China's Video Portals Catch Audiences in Web
Top video portals move into creation and production.
What Chinese video websites have achieved in the past few years is revolutionary. By licensing eye-opening overseas content and offering full coverage of domestic entertainment, they have drawn Chinese audiences, especially the well-educated young, away from television to mobile devices.
As the number of China's online video viewers passed 450 million, nearly half of the entries on Baidu's list of 50 most -watched TV series in the first quarter this year were not broadcast on television. Leading video website iQIYI.com is visited through as many as 130 million mobile devices daily.
"The quantitive change has truly led to qualitative change. And we call this qualitative change independence," iQIYI's CEO Gong Yu said in April during the company's annual marketing conference in Hainan.
To rely less on programs made by others, iQIYI is speeding up efforts to make its own.
It has a new production company with three studios led by industry veterans including former CCTV host and producer Ma Dong. Last month the website announced a long-term plan to produce an array of Internet series and entertainment shows.
As the government steps up its fight against piracy, the number of China's video websites has decreased from about 300 to only a dozen. The price of licensing a local show has increased accordingly - by tenfold to as much as 1 million yuan for a hit show.
More pressure comes from the fact that a TV show is usually licensed to multiple online platforms, so it's hard for a single website to maintain audience loyalty.
So its more cost-effective for video websites to produce their own programs, a task even more urgent after traditional broadcaster Hunan TV launched a new-media platform called Mango TV to carry its own shows.
The notion that Internet-produced series can be widely accepted by Chinese audiences gained credence with Diors Man, a Sohu.com production that parodies pop culture and topical social issues with cheeky humor. The show's three seasons have been viewed more than 700 million times.
After adopting a "dream works" strategy in 2013, Sohu will reportedly invest twice as much this year and aims to raise the view counts of its self-made content fourfold. The content will include full-length plays and reality shows made by local talent and top South Korean production teams.
Youku Tudou said it will invest 300 million yuan ($48 million) in making its own programs. Tencent Video is planning joint efforts with the country's top production companies to adapt the most popular Web fiction into 500 episodes of Internet plays.
Statistics from industry consultancy EntGroup show China's major video websites are expected to produce 1,500 to 1,700 episodes of self-made dramas this year, an increase of 45 percent over 2013. Yet the quality of most Chinese Internet productions is hardly compelling.
"Because the Internet has a relatively free environment for creation, most productions play edge ball with erotic and supernatural subjects. Some of them end up being plain and cliched. They can hardly appeal to a wide audience," said Yang Shuting, analyst with EntGroup.

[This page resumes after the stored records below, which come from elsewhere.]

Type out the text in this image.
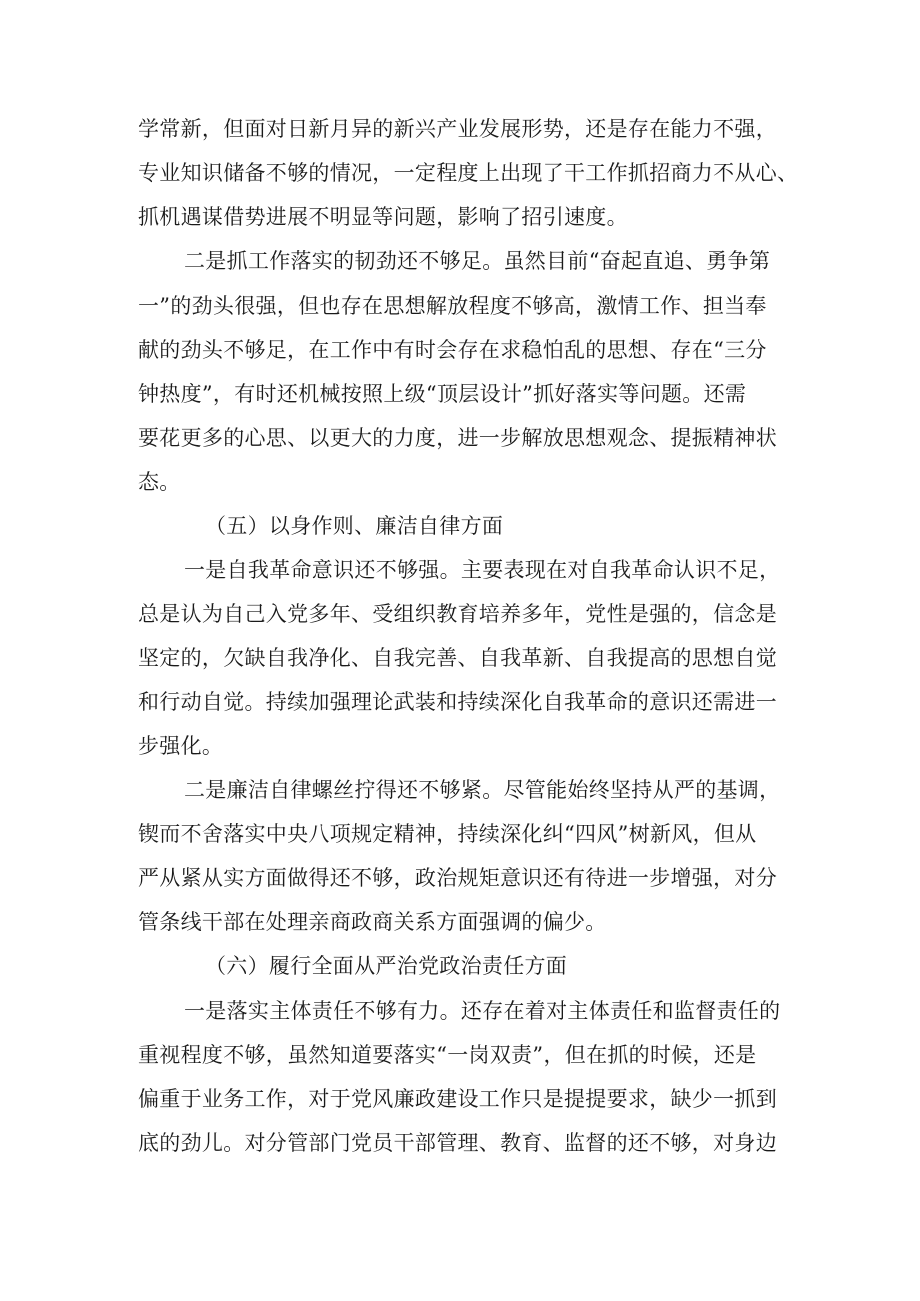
学常新，但面对日新月异的新兴产业发展形势，还是存在能力不强，
专业知识储备不够的情况，一定程度上出现了干工作抓招商力不从心、
抓机遇谋借势进展不明显等问题，影响了招引速度。
二是抓工作落实的韧劲还不够足。虽然目前“奋起直追、勇争第
一”的劲头很强，但也存在思想解放程度不够高，激情工作、担当奉
献的劲头不够足，在工作中有时会存在求稳怕乱的思想、存在“三分
钟热度”，有时还机械按照上级“顶层设计”抓好落实等问题。还需
要花更多的心思、以更大的力度，进一步解放思想观念、提振精神状
态。
（五）以身作则、廉洁自律方面
一是自我革命意识还不够强。主要表现在对自我革命认识不足，
总是认为自己入党多年、受组织教育培养多年，党性是强的，信念是
坚定的，欠缺自我净化、自我完善、自我革新、自我提高的思想自觉
和行动自觉。持续加强理论武装和持续深化自我革命的意识还需进一
步强化。
二是廉洁自律螺丝拧得还不够紧。尽管能始终坚持从严的基调，
锲而不舍落实中央八项规定精神，持续深化纠“四风”树新风，但从
严从紧从实方面做得还不够，政治规矩意识还有待进一步增强，对分
管条线干部在处理亲商政商关系方面强调的偏少。
（六）履行全面从严治党政治责任方面
一是落实主体责任不够有力。还存在着对主体责任和监督责任的
重视程度不够，虽然知道要落实“一岗双责”，但在抓的时候，还是
偏重于业务工作，对于党风廉政建设工作只是提提要求，缺少一抓到
底的劲儿。对分管部门党员干部管理、教育、监督的还不够，对身边
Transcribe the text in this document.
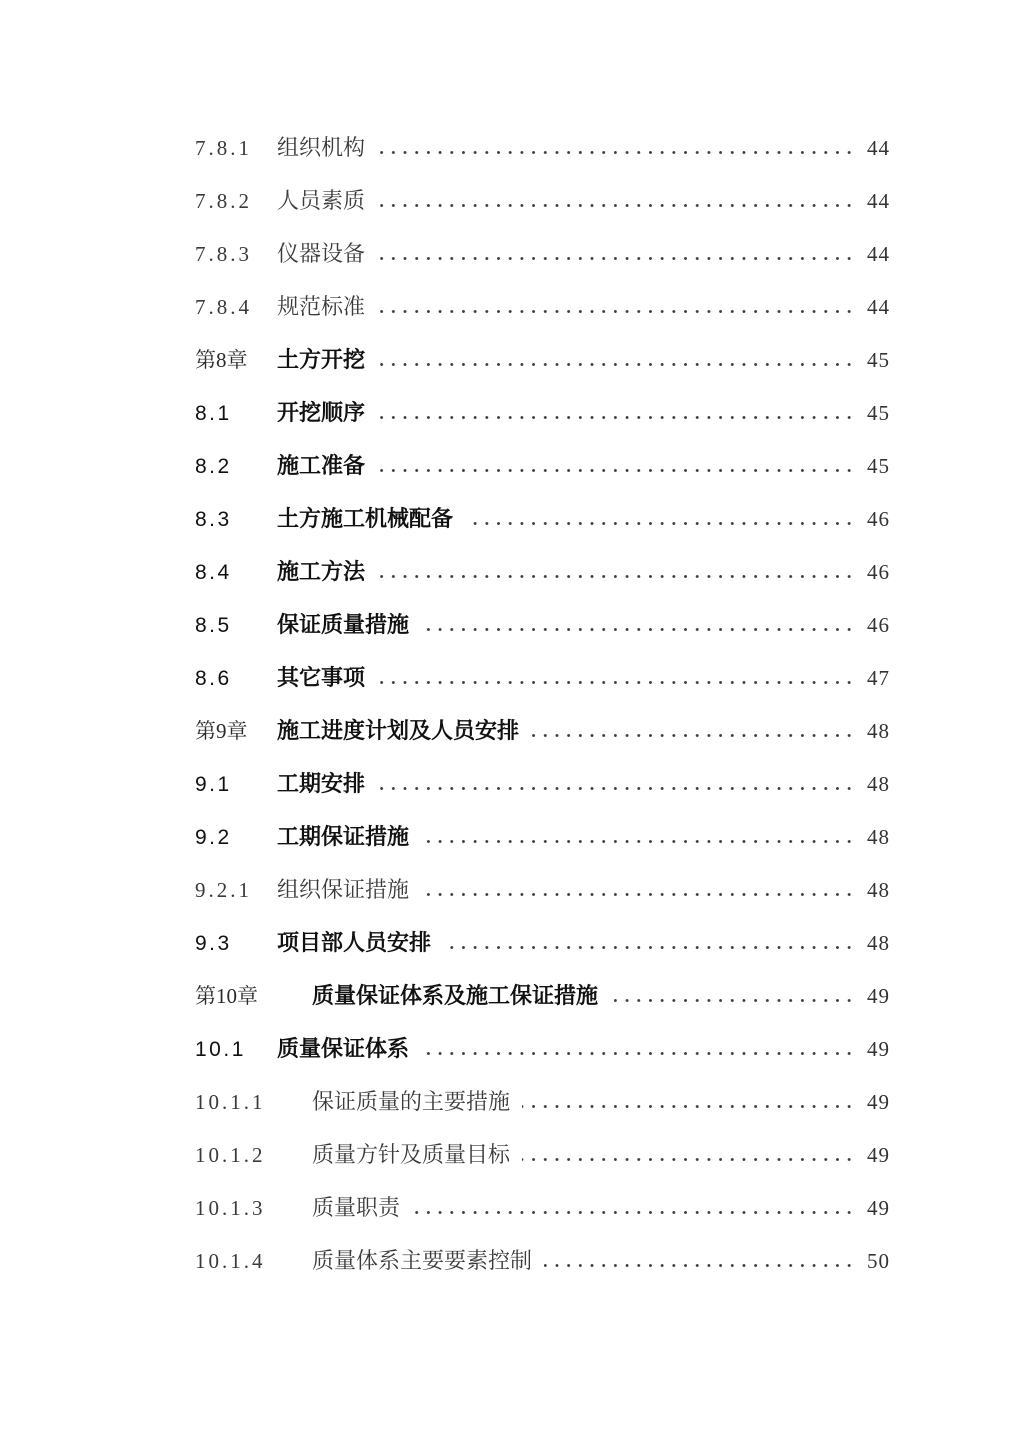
7.8.1	组织机构	44
7.8.2	人员素质	44
7.8.3	仪器设备	44
7.8.4	规范标准	44
第8章	土方开挖	45
8.1	开挖顺序	45
8.2	施工准备	45
8.3	土方施工机械配备	46
8.4	施工方法	46
8.5	保证质量措施	46
8.6	其它事项	47
第9章	施工进度计划及人员安排	48
9.1	工期安排	48
9.2	工期保证措施	48
9.2.1	组织保证措施	48
9.3	项目部人员安排	48
第10章	质量保证体系及施工保证措施	49
10.1	质量保证体系	49
10.1.1	保证质量的主要措施	49
10.1.2	质量方针及质量目标	49
10.1.3	质量职责	49
10.1.4	质量体系主要要素控制	50
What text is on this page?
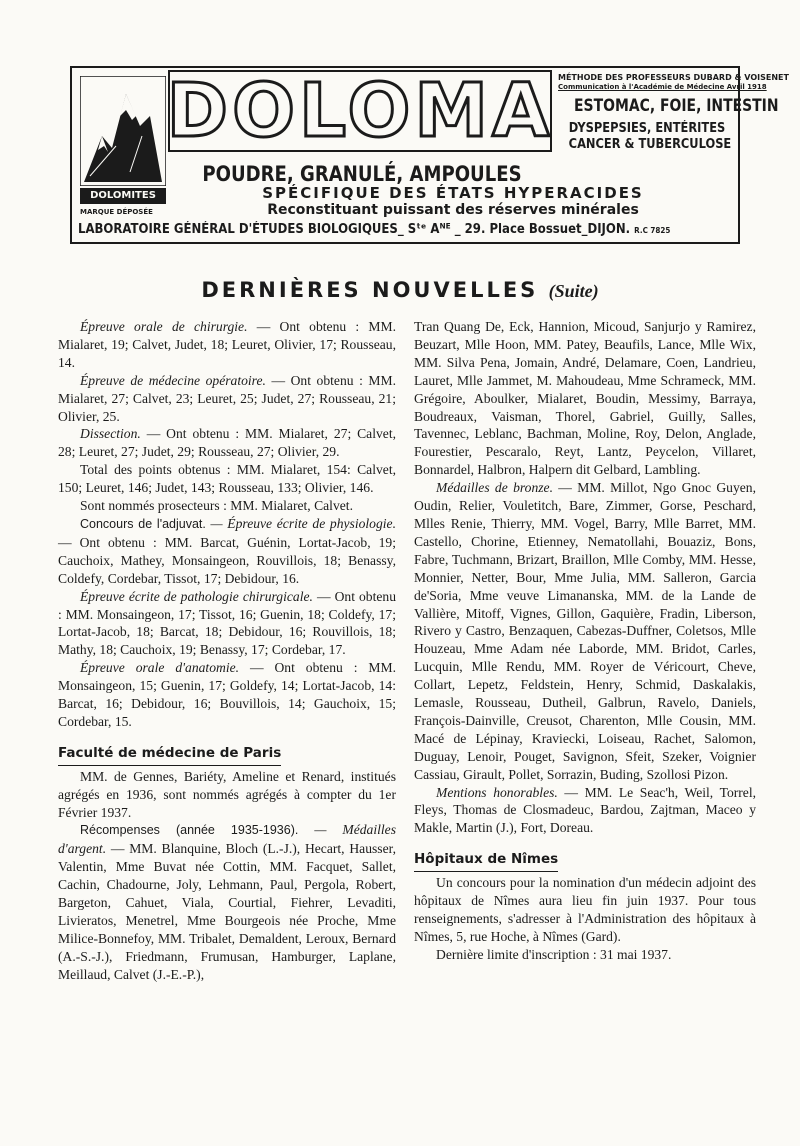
DOLOMITES
MARQUE DÉPOSÉE
DOLOMA
POUDRE, GRANULÉ, AMPOULES
MÉTHODE DES PROFESSEURS DUBARD & VOISENET
Communication à l'Académie de Médecine Avril 1918
ESTOMAC, FOIE, INTESTIN
DYSPEPSIES, ENTÉRITES
CANCER & TUBERCULOSE
SPÉCIFIQUE DES ÉTATS HYPERACIDES
Reconstituant puissant des réserves minérales
LABORATOIRE GÉNÉRAL D'ÉTUDES BIOLOGIQUES_ Sᵗᵉ Aᴺᴱ _ 29. Place Bossuet_DIJON. R.C 7825
DERNIÈRES NOUVELLES (Suite)

Épreuve orale de chirurgie. — Ont obtenu : MM. Mialaret, 19; Calvet, Judet, 18; Leuret, Olivier, 17; Rousseau, 14.

Épreuve de médecine opératoire. — Ont obtenu : MM. Mialaret, 27; Calvet, 23; Leuret, 25; Judet, 27; Rousseau, 21; Olivier, 25.

Dissection. — Ont obtenu : MM. Mialaret, 27; Calvet, 28; Leuret, 27; Judet, 29; Rousseau, 27; Olivier, 29.

Total des points obtenus : MM. Mialaret, 154: Calvet, 150; Leuret, 146; Judet, 143; Rousseau, 133; Olivier, 146.

Sont nommés prosecteurs : MM. Mialaret, Calvet.

Concours de l'adjuvat. — Épreuve écrite de physiologie. — Ont obtenu : MM. Barcat, Guénin, Lortat-Jacob, 19; Cauchoix, Mathey, Monsaingeon, Rouvillois, 18; Benassy, Coldefy, Cordebar, Tissot, 17; Debidour, 16.

Épreuve écrite de pathologie chirurgicale. — Ont obtenu : MM. Monsaingeon, 17; Tissot, 16; Guenin, 18; Coldefy, 17; Lortat-Jacob, 18; Barcat, 18; Debidour, 16; Rouvillois, 18; Mathy, 18; Cauchoix, 19; Benassy, 17; Cordebar, 17.

Épreuve orale d'anatomie. — Ont obtenu : MM. Monsaingeon, 15; Guenin, 17; Goldefy, 14; Lortat-Jacob, 14: Barcat, 16; Debidour, 16; Bouvillois, 14; Gauchoix, 15; Cordebar, 15.

Faculté de médecine de Paris

MM. de Gennes, Bariéty, Ameline et Renard, institués agrégés en 1936, sont nommés agrégés à compter du 1er Février 1937.

Récompenses (année 1935-1936). — Médailles d'argent. — MM. Blanquine, Bloch (L.-J.), Hecart, Hausser, Valentin, Mme Buvat née Cottin, MM. Facquet, Sallet, Cachin, Chadourne, Joly, Lehmann, Paul, Pergola, Robert, Bargeton, Cahuet, Viala, Courtial, Fiehrer, Levaditi, Livieratos, Menetrel, Mme Bourgeois née Proche, Mme Milice-Bonnefoy, MM. Tribalet, Demaldent, Leroux, Bernard (A.-S.-J.), Friedmann, Frumusan, Hamburger, Laplane, Meillaud, Calvet (J.-E.-P.),

Tran Quang De, Eck, Hannion, Micoud, Sanjurjo y Ramirez, Beuzart, Mlle Hoon, MM. Patey, Beaufils, Lance, Mlle Wix, MM. Silva Pena, Jomain, André, Delamare, Coen, Landrieu, Lauret, Mlle Jammet, M. Mahoudeau, Mme Schrameck, MM. Grégoire, Aboulker, Mialaret, Boudin, Messimy, Barraya, Boudreaux, Vaisman, Thorel, Gabriel, Guilly, Salles, Tavennec, Leblanc, Bachman, Moline, Roy, Delon, Anglade, Fourestier, Pescaralo, Reyt, Lantz, Peycelon, Villaret, Bonnardel, Halbron, Halpern dit Gelbard, Lambling.

Médailles de bronze. — MM. Millot, Ngo Gnoc Guyen, Oudin, Relier, Vouletitch, Bare, Zimmer, Gorse, Peschard, Mlles Renie, Thierry, MM. Vogel, Barry, Mlle Barret, MM. Castello, Chorine, Etienney, Nematollahi, Bouaziz, Bons, Fabre, Tuchmann, Brizart, Braillon, Mlle Comby, MM. Hesse, Monnier, Netter, Bour, Mme Julia, MM. Salleron, Garcia de'Soria, Mme veuve Limananska, MM. de la Lande de Vallière, Mitoff, Vignes, Gillon, Gaquière, Fradin, Liberson, Rivero y Castro, Benzaquen, Cabezas-Duffner, Coletsos, Mlle Houzeau, Mme Adam née Laborde, MM. Bridot, Carles, Lucquin, Mlle Rendu, MM. Royer de Véricourt, Cheve, Collart, Lepetz, Feldstein, Henry, Schmid, Daskalakis, Lemasle, Rousseau, Dutheil, Galbrun, Ravelo, Daniels, François-Dainville, Creusot, Charenton, Mlle Cousin, MM. Macé de Lépinay, Kraviecki, Loiseau, Rachet, Salomon, Duguay, Lenoir, Pouget, Savignon, Sfeit, Szeker, Voignier Cassiau, Girault, Pollet, Sorrazin, Buding, Szollosi Pizon.

Mentions honorables. — MM. Le Seac'h, Weil, Torrel, Fleys, Thomas de Closmadeuc, Bardou, Zajtman, Maceo y Makle, Martin (J.), Fort, Doreau.

Hôpitaux de Nîmes

Un concours pour la nomination d'un médecin adjoint des hôpitaux de Nîmes aura lieu fin juin 1937. Pour tous renseignements, s'adresser à l'Administration des hôpitaux à Nîmes, 5, rue Hoche, à Nîmes (Gard).

Dernière limite d'inscription : 31 mai 1937.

Some video websites are now planning to invest in self-made content that is far from "big moves", said Peng Kan, a consultant with Legend Media. China's TV industry is booming and high-rated channels are willing to spend as much as 250 million yuan on a single talent show.
Though many Internet productions lack originality, Tina Ma, chief producer at Tencent Video, said websites willing to invest generously in original creations with star-studded programs made by the industry's top-notch talent will be successful.
Earlier this year Tencent itself produced a star-studded ghost-themed mini series titled Blind Spot. Directed by Danny Pang and starring Canada-born Hong Kong pop star Edison Chan, it was viewed a record-setting 30 million times in the three days after its release.
Liu Chun, former head of Phenix TV who has recently joined iQIYI as a producer, said Internet productions have been embracing some positive changes - full-length dramas are taking over unit series, professional productions are replacing amateur work and the subjects are becoming more diverse.
Though works of high influence and quality are still rare, they are slowly drawing the attention of advertisers.
Last year a local smartphone company spent 20 million yuan on product placement in the Tencent Video production Happy E-LIFE . Also on Tencent Video, two upcoming shows this year have attracted a record-setting 30 million yuan in sponsorship from a local furniture firm.
Several entertainment shows on Youku.com had their name rights sold to high-profile brands such as Infiniti and Mercedes Benz.
"But in general, original Internet creations are underestimated in terms of advertising value. Most Internet plays haven't tapped the hidden advertising value that matches their view counts," said Ma with Tencent.